Initialize the Pipeline
from aixplain.enums import DataType
from aixplain.factories import PipelineFactory
from aixplain.modules import Pipeline
pipeline = PipelineFactory.init(name="RAG Pipeline")
Add Pipeline Nodes
Input Node
question_input = pipeline.input()
question_input.label = "QuestionInput"
Google Search Node
Add the Google Search Utility as an asset node to retrieve contextually relevant web content based on the user's query.
GOOGLE_SERP_ASSET = "65c51c556eb563350f6e1bb1"
search_node = pipeline.search(asset_id=GOOGLE_SERP_ASSET)
Script Node
When designing the script node, make sure the input parameters have the same name as depicted in the Python script, i.e. question_data
and context_data
.
script = pipeline.script(script_path="script.py")
script.label = "ContextGeneratorScript"
script.inputs.create_param(code="question_data", data_type=DataType.TEXT)
script.inputs.create_param(code="context_data", data_type=DataType.TEXT)
script.outputs.create_param(code="data", data_type=DataType.TEXT)
Text Generation (LLM) Node
Use OpenAI's GPT 4o Minias the text generation model to produce responses based on the formatted prompt.
OPENAI_GPT4O_MINI_ASSET = "669a63646eb56306647e1091"
llm_node = pipeline.text_generation(asset_id=OPENAI_GPT4O_MINI_ASSET)
Link the Nodes
# Question Input -> Search
question_input.outputs.input.link(search_node.inputs.text)
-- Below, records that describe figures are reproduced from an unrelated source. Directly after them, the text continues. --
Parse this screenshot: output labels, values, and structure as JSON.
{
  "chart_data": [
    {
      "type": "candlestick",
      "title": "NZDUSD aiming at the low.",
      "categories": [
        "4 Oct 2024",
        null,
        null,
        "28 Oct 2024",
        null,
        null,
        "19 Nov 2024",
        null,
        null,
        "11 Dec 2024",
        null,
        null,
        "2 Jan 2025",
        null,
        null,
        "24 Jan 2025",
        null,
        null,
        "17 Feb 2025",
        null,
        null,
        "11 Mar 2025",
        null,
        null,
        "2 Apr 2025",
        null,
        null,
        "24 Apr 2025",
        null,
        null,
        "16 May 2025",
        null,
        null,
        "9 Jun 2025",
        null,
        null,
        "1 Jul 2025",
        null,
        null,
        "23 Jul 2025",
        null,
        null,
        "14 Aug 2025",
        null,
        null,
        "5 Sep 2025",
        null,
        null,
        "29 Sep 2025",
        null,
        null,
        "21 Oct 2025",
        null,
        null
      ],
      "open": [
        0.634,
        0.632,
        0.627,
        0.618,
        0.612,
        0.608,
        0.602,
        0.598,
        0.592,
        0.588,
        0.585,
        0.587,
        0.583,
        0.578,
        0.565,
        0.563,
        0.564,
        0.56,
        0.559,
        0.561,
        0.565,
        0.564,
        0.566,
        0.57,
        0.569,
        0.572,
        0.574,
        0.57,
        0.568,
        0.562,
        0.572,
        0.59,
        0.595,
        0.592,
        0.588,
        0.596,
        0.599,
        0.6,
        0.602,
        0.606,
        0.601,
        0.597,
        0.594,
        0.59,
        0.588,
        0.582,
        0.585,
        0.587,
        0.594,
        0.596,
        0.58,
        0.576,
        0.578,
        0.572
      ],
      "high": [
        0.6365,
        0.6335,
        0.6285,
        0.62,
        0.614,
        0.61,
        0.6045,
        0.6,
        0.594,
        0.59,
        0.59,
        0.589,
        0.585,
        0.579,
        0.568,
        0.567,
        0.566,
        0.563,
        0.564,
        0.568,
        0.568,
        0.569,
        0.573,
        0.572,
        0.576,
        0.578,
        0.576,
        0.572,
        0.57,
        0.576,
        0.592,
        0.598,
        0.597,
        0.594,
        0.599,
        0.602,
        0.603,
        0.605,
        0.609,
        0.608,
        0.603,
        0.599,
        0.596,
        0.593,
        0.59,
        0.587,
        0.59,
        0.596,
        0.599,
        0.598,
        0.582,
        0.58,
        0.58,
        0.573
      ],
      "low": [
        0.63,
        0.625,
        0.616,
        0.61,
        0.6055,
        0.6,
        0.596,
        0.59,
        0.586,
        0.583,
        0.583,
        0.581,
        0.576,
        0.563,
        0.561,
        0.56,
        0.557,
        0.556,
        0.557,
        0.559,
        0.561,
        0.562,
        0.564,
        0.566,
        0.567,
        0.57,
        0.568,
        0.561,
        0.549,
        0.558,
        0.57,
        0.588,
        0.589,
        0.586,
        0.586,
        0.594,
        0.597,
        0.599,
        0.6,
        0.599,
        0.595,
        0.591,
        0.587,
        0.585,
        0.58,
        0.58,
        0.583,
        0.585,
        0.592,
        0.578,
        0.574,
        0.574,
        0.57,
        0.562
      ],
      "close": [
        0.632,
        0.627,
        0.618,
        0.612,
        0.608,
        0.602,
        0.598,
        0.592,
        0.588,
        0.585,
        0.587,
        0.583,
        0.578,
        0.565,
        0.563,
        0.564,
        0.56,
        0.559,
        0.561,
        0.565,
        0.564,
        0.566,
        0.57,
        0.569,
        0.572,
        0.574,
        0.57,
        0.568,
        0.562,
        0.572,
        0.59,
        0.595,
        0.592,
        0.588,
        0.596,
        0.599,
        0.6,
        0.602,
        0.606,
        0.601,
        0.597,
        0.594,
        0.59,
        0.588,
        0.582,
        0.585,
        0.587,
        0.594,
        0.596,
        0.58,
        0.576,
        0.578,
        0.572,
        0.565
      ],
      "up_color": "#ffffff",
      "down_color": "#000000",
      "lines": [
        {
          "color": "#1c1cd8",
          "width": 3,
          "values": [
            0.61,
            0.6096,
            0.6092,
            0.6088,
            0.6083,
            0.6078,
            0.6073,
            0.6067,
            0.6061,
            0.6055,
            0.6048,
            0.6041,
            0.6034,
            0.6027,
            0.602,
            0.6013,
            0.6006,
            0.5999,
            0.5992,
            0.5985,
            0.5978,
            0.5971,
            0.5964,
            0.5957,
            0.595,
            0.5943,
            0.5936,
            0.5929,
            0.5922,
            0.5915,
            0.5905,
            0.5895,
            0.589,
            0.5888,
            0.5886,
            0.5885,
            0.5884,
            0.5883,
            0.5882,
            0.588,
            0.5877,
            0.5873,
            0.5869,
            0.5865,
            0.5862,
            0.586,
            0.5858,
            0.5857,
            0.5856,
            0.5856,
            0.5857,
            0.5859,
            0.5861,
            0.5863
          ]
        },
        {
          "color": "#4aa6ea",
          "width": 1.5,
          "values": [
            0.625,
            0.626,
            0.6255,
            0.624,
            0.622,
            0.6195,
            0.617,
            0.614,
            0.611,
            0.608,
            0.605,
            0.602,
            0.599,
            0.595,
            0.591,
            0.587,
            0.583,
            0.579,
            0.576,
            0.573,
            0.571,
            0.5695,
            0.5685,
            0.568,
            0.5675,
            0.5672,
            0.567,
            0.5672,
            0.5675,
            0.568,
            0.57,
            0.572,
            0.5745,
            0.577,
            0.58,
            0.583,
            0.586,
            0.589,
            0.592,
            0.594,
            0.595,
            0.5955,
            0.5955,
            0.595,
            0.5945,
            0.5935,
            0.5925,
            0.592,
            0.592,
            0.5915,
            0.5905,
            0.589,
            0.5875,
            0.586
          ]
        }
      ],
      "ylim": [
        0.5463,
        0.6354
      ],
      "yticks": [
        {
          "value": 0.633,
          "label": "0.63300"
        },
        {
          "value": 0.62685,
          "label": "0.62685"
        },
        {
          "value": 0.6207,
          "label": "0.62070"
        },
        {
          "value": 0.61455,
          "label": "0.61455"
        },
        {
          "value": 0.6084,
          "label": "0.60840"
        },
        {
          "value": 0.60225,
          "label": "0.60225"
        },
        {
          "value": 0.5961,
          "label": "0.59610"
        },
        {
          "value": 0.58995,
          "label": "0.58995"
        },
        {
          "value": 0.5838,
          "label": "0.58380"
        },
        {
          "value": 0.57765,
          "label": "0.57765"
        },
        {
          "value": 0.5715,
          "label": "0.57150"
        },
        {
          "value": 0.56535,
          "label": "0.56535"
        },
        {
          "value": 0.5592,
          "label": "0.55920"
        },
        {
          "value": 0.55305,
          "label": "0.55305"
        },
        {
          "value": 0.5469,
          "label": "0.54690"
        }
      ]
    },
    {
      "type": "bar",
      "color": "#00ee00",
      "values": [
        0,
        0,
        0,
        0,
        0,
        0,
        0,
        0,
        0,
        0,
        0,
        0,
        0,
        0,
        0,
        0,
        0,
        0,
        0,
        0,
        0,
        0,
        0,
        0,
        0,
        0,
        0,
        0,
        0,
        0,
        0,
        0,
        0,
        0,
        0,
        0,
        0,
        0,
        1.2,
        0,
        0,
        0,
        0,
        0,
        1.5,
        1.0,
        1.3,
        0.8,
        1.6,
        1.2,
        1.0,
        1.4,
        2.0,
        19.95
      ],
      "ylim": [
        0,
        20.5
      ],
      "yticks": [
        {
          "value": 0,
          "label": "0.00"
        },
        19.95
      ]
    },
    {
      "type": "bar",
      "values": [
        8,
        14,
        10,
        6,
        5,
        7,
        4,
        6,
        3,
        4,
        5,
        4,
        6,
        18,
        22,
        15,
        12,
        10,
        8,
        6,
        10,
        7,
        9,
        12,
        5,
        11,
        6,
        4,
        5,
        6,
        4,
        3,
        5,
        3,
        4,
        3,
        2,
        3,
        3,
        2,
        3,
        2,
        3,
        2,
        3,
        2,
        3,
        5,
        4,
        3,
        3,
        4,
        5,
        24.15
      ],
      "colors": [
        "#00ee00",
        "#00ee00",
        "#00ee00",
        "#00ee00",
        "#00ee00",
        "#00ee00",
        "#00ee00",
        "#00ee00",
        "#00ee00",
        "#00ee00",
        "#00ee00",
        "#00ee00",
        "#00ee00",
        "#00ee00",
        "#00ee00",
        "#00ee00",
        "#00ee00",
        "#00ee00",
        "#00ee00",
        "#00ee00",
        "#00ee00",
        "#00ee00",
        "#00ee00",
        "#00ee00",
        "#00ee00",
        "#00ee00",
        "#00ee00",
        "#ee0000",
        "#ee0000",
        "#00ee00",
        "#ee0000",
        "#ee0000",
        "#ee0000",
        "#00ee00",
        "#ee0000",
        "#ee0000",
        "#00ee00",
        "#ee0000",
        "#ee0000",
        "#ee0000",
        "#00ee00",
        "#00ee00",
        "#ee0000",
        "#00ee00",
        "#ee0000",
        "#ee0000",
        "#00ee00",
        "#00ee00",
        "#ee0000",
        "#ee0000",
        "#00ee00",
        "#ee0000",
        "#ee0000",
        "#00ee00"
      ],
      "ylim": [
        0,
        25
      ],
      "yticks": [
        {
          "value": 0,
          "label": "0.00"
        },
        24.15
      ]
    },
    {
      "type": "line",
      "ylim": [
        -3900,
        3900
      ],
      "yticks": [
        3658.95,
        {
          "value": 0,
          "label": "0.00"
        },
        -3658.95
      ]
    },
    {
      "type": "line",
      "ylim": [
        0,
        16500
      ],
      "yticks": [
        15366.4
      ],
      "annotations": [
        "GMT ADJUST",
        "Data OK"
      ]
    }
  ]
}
# Question Input -> Script
question_input.outputs.input.link(script.inputs.question_data)
# Search -> Script
search_node.outputs.data.link(script.inputs.context_data)
# Script -> LLM
script.outputs.data.link(llm_node.inputs.text)
# LLM -> Output
llm_node.use_output("data")
Save the Pipeline
pipeline.save(save_as_asset=True)
Run the Pipeline
response = pipeline.run("Who is the author of 'Sargento Getulio'?", **{ "version": "3.0" })
response
Delete the Pipeline (Optional)
If the pipeline is no longer needed, it can be deleted.
pipeline.delete()
Script Nodes provide a flexible way to incorporate custom processing within aiXplain pipelines. They allow developers to:
- Modify intermediate outputs.
- Format and structure data before passing it to the next node.
- Implement custom logic within AI-driven workflows.
By leveraging Script Nodes, you can enhance the capabilities of aiXplain pipelines for a variety of use cases.